Reversal of palmitate-induced impairment of glucose production in the liver is characterised by widespread regulation of lipid metabolism (#214)

Brad Hayward 1 , Nicky Konstantopoulos 1 , Kelly Windmill 1 , Andrew Sanigorski 1 , Jacqui Weir 2 , Peter Meikle 2 , Jeremy Jowett 2 , Carsten Schmitz-Peiffer 3 , Juan Molero 1 , Ken Walder 1
  1. Deakin University, Geelong, VIC, Australia
  2. Baker IDI Heart and Diabetes Institute, Melbourne, VIC, Australia
  3. Garvan Institute of Medical Research, Sydney, NSW, Australia

Aims - Obesity-induced insulin resistance of the liver is characterised by increased gluconeogenesis, which contributes to elevated blood glucose levels in individuals with type 2 diabetes.  Using an unbiased approach (global gene expression profiling), we identified biological pathways altered in parallel with restoration of palmitate-induced deregulation of glucose production using metformin and sodium salicylate.

Methods - FAO hepatoma cells were treated with palmitate (0.075mM, 48h) with or without metformin (0.25mM) and sodium salicylate (2mM) in the final 24h of palmitate treatment.  Effects of palmitate, metformin and sodium salicylate on glucose production were determined using the Trinder method, and levels of key insulin signalling proteins measured by immunoblotting.  Microarray analysis followed by gene set enrichment analysis was performed to investigate gene expression levels and pathway regulation.  A lipidomic analysis (HPLC-MS/MS) and in vitro analysis of secreted bile acids and cholesterol were performed.

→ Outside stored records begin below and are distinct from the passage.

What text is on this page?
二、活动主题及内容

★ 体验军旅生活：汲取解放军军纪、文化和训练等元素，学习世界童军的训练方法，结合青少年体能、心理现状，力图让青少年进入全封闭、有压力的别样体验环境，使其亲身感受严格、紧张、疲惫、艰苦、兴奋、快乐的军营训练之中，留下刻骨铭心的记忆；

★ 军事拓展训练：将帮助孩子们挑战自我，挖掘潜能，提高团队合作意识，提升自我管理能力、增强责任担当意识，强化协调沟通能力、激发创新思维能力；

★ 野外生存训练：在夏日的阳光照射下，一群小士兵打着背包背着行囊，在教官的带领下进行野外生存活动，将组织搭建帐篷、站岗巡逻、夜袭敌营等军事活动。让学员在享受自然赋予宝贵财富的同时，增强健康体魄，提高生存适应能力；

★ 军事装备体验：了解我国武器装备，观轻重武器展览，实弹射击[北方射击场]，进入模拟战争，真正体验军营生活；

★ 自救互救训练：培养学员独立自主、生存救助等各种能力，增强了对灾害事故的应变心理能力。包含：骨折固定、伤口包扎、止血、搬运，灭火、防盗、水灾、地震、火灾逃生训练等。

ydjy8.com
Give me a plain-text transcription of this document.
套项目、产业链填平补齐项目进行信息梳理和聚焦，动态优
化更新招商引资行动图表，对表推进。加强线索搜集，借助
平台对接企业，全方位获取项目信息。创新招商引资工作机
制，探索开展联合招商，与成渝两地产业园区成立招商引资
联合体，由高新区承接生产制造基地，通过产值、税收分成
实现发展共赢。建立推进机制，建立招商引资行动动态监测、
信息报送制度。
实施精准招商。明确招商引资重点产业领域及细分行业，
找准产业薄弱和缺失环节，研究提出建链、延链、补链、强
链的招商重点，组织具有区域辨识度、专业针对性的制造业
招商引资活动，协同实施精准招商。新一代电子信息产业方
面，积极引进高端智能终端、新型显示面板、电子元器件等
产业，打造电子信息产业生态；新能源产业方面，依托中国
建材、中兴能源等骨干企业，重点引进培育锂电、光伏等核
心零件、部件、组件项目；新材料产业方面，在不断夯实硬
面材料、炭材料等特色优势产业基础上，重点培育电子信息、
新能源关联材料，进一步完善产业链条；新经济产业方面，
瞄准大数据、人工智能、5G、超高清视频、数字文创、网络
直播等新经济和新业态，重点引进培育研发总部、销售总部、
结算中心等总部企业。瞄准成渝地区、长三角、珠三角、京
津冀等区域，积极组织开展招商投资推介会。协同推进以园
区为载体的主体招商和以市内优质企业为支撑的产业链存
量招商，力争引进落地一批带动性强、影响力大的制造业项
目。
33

Results - Reversal of palmitate-induced impairment of glucose production by metformin and sodium salicylate was characterised by down-regulated expression of metabolic pathways regulating acetyl-CoA to cholesterol and bile acid biosynthesis.  Total levels of intracellular and secreted cholesterol and bile acids were not different between treatment groups.  Total intracellular levels of diacylgycerol (p=0.043), triacylglycerol (p=0.036) and cholesterol esters (p=0.009) increased with palmitate compared with vehicle; however these were not further altered with metformin and sodium salicylate.  Six individual lipid species containing 18:0 and 18:1 side-chains were reduced by metformin and sodium salicylate (p<0.05).

Conclusions - We identified widespread lipid metabolism changes induced by the reversal of palmitate-induced dysregulation of glucose production with metformin and sodium salicylate.  While cholesterol and bile acid levels remained unchanged, the flux through these pathways may in part explain these findings.  The identification of lipid species containing 18:0 and 18:1 side chains being regulated alongside changes to glucose production may indicate potential mediators of glucose production and insulin resistance.